3 B. Transportation Support

¶9 The caseworker, whom the court qualified as an expert in

social work with an emphasis in child protection, testified

concerning the many efforts she made to overcome C.R.P.’s

transportation barriers to complying with the treatment plan. The

juvenile court found, and the record supports, that C.R.P. often

chose not to accept the support.

¶ 10 Initially, C.R.P. reported that they had a friend who could help

with transportation, but that “fell through after a period of time.”

The Department also offered C.R.P. bus passes, but they never

accessed them. Later, C.R.P. reported that they could not take the

bus to family time due to their disabilities.

¶ 11 The Department then investigated a supervised parenting

provider located closer to C.R.P.’s home, but that provider had a

long waitlist. The caseworker spoke with C.R.P.’s attorney and

social worker about getting them “set up with Access-A-Ride,” but

C.R.P. did not complete medical documentation necessary to initiate

that service and did not follow up with the caseworker’s offer to help

with filling out that paperwork. The Department gave C.R.P. at

least one gift card for a ride service to and from family time.

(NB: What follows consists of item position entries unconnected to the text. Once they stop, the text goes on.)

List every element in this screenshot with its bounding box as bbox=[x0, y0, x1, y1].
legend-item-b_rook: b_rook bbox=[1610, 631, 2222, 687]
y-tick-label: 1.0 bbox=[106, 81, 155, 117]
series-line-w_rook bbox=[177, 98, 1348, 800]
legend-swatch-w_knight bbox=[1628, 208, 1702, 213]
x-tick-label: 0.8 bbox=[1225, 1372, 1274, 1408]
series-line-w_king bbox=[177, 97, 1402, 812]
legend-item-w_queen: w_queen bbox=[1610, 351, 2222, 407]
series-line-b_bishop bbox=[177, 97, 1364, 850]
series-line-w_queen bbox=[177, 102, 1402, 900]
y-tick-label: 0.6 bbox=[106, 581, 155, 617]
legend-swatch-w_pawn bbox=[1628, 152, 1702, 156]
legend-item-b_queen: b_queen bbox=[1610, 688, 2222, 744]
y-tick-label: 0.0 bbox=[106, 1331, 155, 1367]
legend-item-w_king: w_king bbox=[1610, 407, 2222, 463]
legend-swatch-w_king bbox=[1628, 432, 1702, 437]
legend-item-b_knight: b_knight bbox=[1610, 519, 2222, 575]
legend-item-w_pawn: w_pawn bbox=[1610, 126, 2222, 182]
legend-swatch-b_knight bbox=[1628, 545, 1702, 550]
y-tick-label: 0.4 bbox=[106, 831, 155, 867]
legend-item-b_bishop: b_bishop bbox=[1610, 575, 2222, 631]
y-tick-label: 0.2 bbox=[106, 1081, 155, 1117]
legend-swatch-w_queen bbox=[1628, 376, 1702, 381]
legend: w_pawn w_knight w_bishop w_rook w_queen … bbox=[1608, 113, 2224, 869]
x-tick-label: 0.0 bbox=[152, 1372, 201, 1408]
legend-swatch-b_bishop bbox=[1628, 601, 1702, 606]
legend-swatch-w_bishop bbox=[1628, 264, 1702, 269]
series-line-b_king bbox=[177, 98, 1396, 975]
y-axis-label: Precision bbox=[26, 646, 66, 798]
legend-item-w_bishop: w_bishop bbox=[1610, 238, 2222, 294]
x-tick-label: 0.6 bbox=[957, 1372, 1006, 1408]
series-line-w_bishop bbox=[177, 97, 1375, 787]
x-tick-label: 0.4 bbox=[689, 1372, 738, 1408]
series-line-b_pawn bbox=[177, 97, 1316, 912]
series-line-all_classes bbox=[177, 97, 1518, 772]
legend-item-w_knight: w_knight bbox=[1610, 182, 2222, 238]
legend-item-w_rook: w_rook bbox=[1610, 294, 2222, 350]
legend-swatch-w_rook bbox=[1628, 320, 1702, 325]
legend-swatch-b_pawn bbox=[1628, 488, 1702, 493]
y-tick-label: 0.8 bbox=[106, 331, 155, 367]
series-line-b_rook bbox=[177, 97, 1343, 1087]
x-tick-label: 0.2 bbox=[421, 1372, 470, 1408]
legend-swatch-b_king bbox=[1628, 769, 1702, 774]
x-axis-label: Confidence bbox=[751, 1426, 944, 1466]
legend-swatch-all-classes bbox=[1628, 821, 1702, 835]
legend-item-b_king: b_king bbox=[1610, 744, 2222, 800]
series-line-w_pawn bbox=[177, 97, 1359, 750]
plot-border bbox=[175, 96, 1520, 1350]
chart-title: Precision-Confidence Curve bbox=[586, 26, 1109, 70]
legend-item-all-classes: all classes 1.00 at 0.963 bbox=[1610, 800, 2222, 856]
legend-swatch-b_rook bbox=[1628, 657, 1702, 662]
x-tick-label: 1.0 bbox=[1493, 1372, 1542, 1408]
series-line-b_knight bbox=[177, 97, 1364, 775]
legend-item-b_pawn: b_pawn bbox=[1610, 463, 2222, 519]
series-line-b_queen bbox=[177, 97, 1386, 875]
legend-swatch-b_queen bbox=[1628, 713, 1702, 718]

After

4 trying to use the card, C.R.P. canceled their ride because it would

not get them to the visit on time. Then, because C.R.P. would not

confirm that they would use a gift card to get to family time, no

further cards were provided. C.R.P. was also offered transportation

through life skills services, but they did not indicate that they were

willing to engage with life skills.

C. Family Time Support

¶ 12 When the case opened, the Department referred C.R.P. to

several supervised parenting time providers, but C.R.P. did not

engage with family time. See People in Interest of J.C.R., 259 P.3d

1279, 1285 (Colo. App. 2011) (the parent is ultimately responsible

for using services to comply with the plan). C.R.P. was inconsistent

with family time attendance, and behaved inappropriately when

they did visit the child. For instance, C.R.P. vaped during family

time, and once aggressively drove their car toward a family time

facilitator.

¶ 13 C.R.P. was later restricted to a high-risk track for supervised

family time at the Department, which included security due to

C.R.P.’s “violent threats or behaviors that have been observed.” The

5 high-risk track prevented C.R.P. from spending family time in a

public place or with a provider closer to their home.

¶ 14 The caseworker testified that she set up many meetings with

other professionals to “work with [C.R.P.] on their family time to

address any barriers and to support [C.R.P.] so they were able to

see [the child] consistently.” Specifically, the caseworker “had

discussions with [C.R.P] and their attorney around what . . . the

expectation was to drop down from the high-risk track.” Based on

agreements reached at the meetings, C.R.P. was removed from the

high-risk family time track. Still, after the Department referred

them to two different agencies, C.R.P.